Industrials Reit looks to double in size as multi-let booms

Industrials Reit, the only UK real estate investment trust focused on smaller, multi-let warehouses, is looking to raise more money from investors after completing the sale of its legacy portfolio.

Industrials Reit (MLI ), the only UK real estate investment trust focused on smaller, multi-let warehouses, is looking to raise more money from investors after completing the sale of its legacy portfolio.

Having sold its three remaining non-core assets in the last financial year, the £521m real estate investment is left almost wholly focused on the UK’s multi-let warehouse sector with a portfolio of 104 estates covering 7.2m square feet and housing over 1,500 small businesses.

Formerly known as Stenprop, Industrials has invested about £100m a year in the multi-let sector since moving its listing from South Africa to London four years ago, using proceeds from disposals to build its new empire.  

Chief executive Paul Arenson said he would aim to maintain or slightly exceed that level of investment, but would need to turn to shareholders and borrowers to raise the capital that could double the size of the company in the next four years.

Results for the year to 31 March show the new portfolio generated a strong 20.4% investment return, or 25% including dividends, as growing demand and limited supply saw rents rise 4.4%. Dividends rose 1.5% to 6.85p, covered by earnings, underpinning a 3.8% yield.

Over three years to 15 June, data from Numis Securities, Industrials broker, shows the Reit has generated a total return on net assets of 43.1%. Shareholders have enjoyed a return that is almost double that at 81.8% after the shares re-rated from a double-digit discount to their real value.

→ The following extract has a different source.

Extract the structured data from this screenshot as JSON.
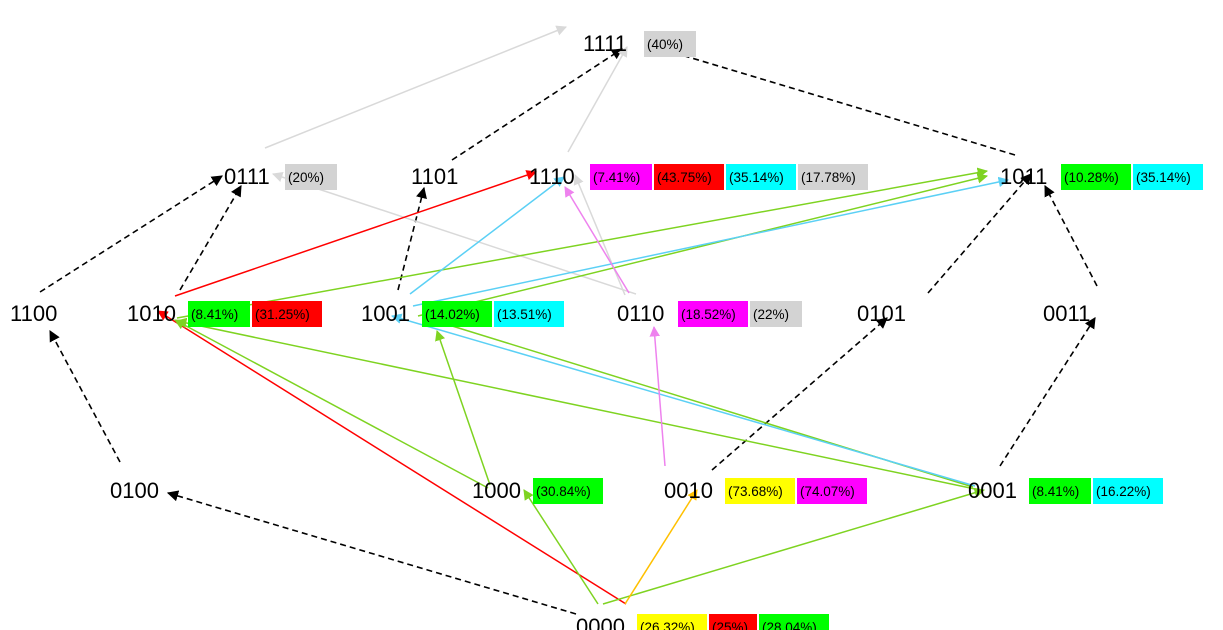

Like rivals competing in the ‘Big Box’ market, Industrials has benefited from the continued boom in e-commerce that started during the coronavirus pandemic, and from companies deciding to secure their supply chains by onshoring manufacturing.

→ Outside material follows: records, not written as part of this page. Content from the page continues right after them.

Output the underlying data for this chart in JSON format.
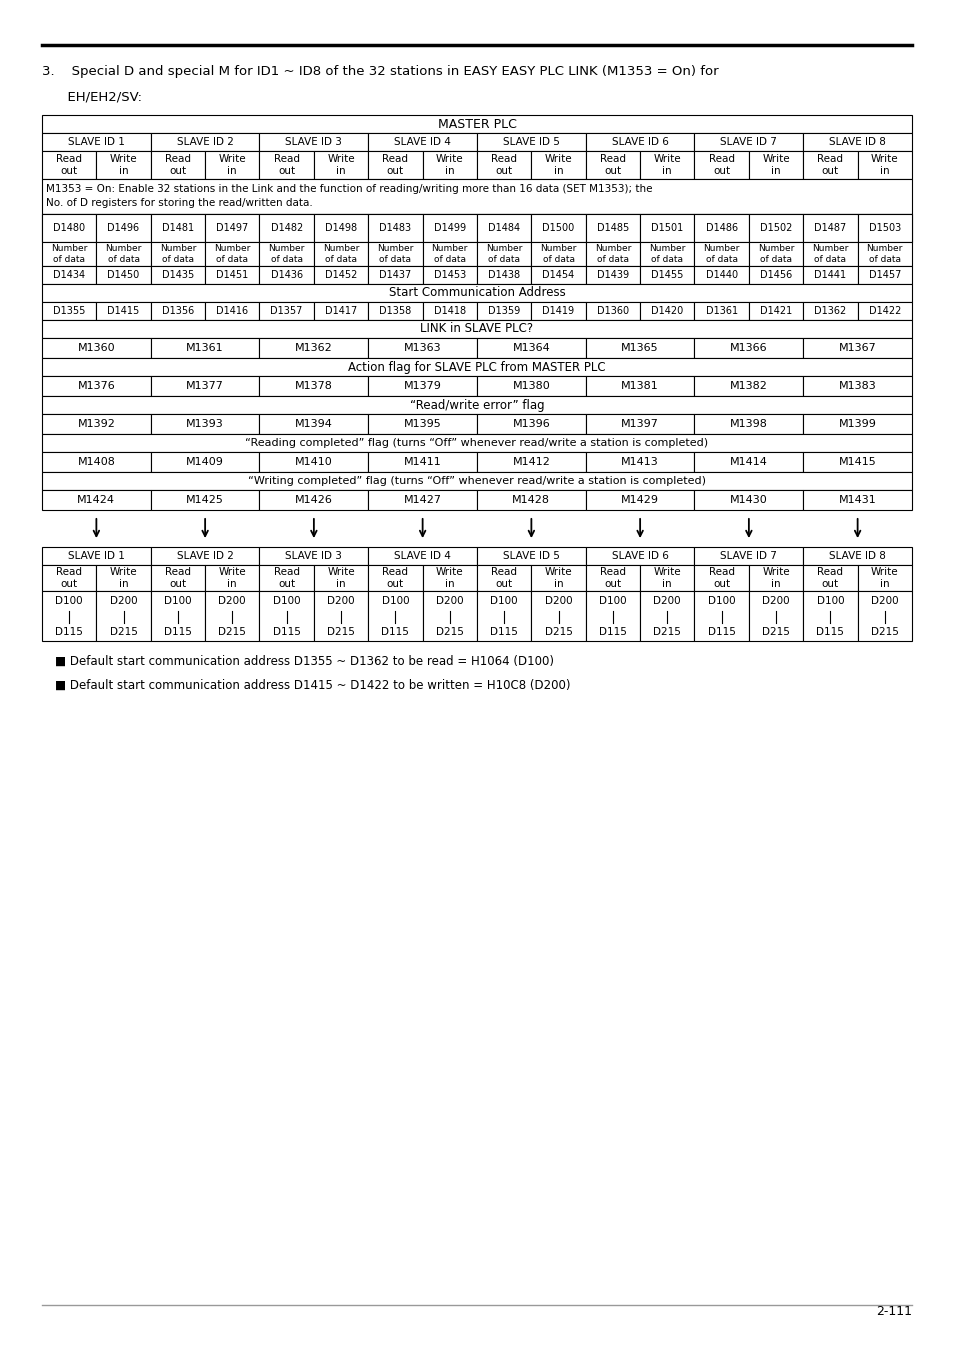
{
  "page_number": "2-111",
  "intro_line1": "3.    Special D and special M for ID1 ~ ID8 of the 32 stations in EASY EASY PLC LINK (M1353 = On) for",
  "intro_line2": "      EH/EH2/SV:",
  "note1": "■ Default start communication address D1355 ~ D1362 to be read = H1064 (D100)",
  "note2": "■ Default start communication address D1415 ~ D1422 to be written = H10C8 (D200)",
  "master_plc_title": "MASTER PLC",
  "slave_ids": [
    "SLAVE ID 1",
    "SLAVE ID 2",
    "SLAVE ID 3",
    "SLAVE ID 4",
    "SLAVE ID 5",
    "SLAVE ID 6",
    "SLAVE ID 7",
    "SLAVE ID 8"
  ],
  "m1353_note_line1": "M1353 = On: Enable 32 stations in the Link and the function of reading/writing more than 16 data (SET M1353); the",
  "m1353_note_line2": "No. of D registers for storing the read/written data.",
  "d_row1": [
    "D1480",
    "D1496",
    "D1481",
    "D1497",
    "D1482",
    "D1498",
    "D1483",
    "D1499",
    "D1484",
    "D1500",
    "D1485",
    "D1501",
    "D1486",
    "D1502",
    "D1487",
    "D1503"
  ],
  "d_row2": [
    "D1434",
    "D1450",
    "D1435",
    "D1451",
    "D1436",
    "D1452",
    "D1437",
    "D1453",
    "D1438",
    "D1454",
    "D1439",
    "D1455",
    "D1440",
    "D1456",
    "D1441",
    "D1457"
  ],
  "start_comm_addr": "Start Communication Address",
  "d_row3": [
    "D1355",
    "D1415",
    "D1356",
    "D1416",
    "D1357",
    "D1417",
    "D1358",
    "D1418",
    "D1359",
    "D1419",
    "D1360",
    "D1420",
    "D1361",
    "D1421",
    "D1362",
    "D1422"
  ],
  "link_slave": "LINK in SLAVE PLC?",
  "m_row1": [
    "M1360",
    "M1361",
    "M1362",
    "M1363",
    "M1364",
    "M1365",
    "M1366",
    "M1367"
  ],
  "action_flag": "Action flag for SLAVE PLC from MASTER PLC",
  "m_row2": [
    "M1376",
    "M1377",
    "M1378",
    "M1379",
    "M1380",
    "M1381",
    "M1382",
    "M1383"
  ],
  "rw_error": "“Read/write error” flag",
  "m_row3": [
    "M1392",
    "M1393",
    "M1394",
    "M1395",
    "M1396",
    "M1397",
    "M1398",
    "M1399"
  ],
  "reading_completed": "“Reading completed” flag (turns “Off” whenever read/write a station is completed)",
  "m_row4": [
    "M1408",
    "M1409",
    "M1410",
    "M1411",
    "M1412",
    "M1413",
    "M1414",
    "M1415"
  ],
  "writing_completed": "“Writing completed” flag (turns “Off” whenever read/write a station is completed)",
  "m_row5": [
    "M1424",
    "M1425",
    "M1426",
    "M1427",
    "M1428",
    "M1429",
    "M1430",
    "M1431"
  ],
  "slave_d_top": [
    "D100",
    "D200",
    "D100",
    "D200",
    "D100",
    "D200",
    "D100",
    "D200",
    "D100",
    "D200",
    "D100",
    "D200",
    "D100",
    "D200",
    "D100",
    "D200"
  ],
  "slave_d_bot": [
    "D115",
    "D215",
    "D115",
    "D215",
    "D115",
    "D215",
    "D115",
    "D215",
    "D115",
    "D215",
    "D115",
    "D215",
    "D115",
    "D215",
    "D115",
    "D215"
  ]
}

Unlike the top-end of the warehouse market, rents in multi-let industrials remain comparatively low, offering more future upside. Arenson (above) said the trust’s average rents of £5.72 per square foot were ‘extremely affordable’.

‘It means our average unit of 3,500 square feet costs approximately £20,000 in annual rent which in relative terms is roughly the same amount most of our customers would pay some of their junior employees,’ said Arenson.

‘Our research estimates the rent typically represents between just 1% and 3% of customer turnover, and in our view, occupiers can comfortably absorb rental growth.’

While he acknowledged risks of a recession had risen, he did not anticipate vacancy levels would surge to their levels in the 2008 and early 90s crashes.

‘Our thesis is that the structural change in the nature of demand from e-commerce related businesses has created a whole new class of businesses, who now need MLI space compared to the past where it was only the industrial manufacturing and service businesses,’ he said.

Key to his plans is the recently upgraded Industrials Hive technology platform through which the fund manages its tenants. This could now administer new tenants more efficiently and at a fifth of the previous cost. This in time would cut the fund’s expense ratio as the business expanded.

‘The additional acquisitions are more about enhancing earnings through the efficiency of a lower overall cost ratio by defraying many central costs over a larger asset base,’ he said.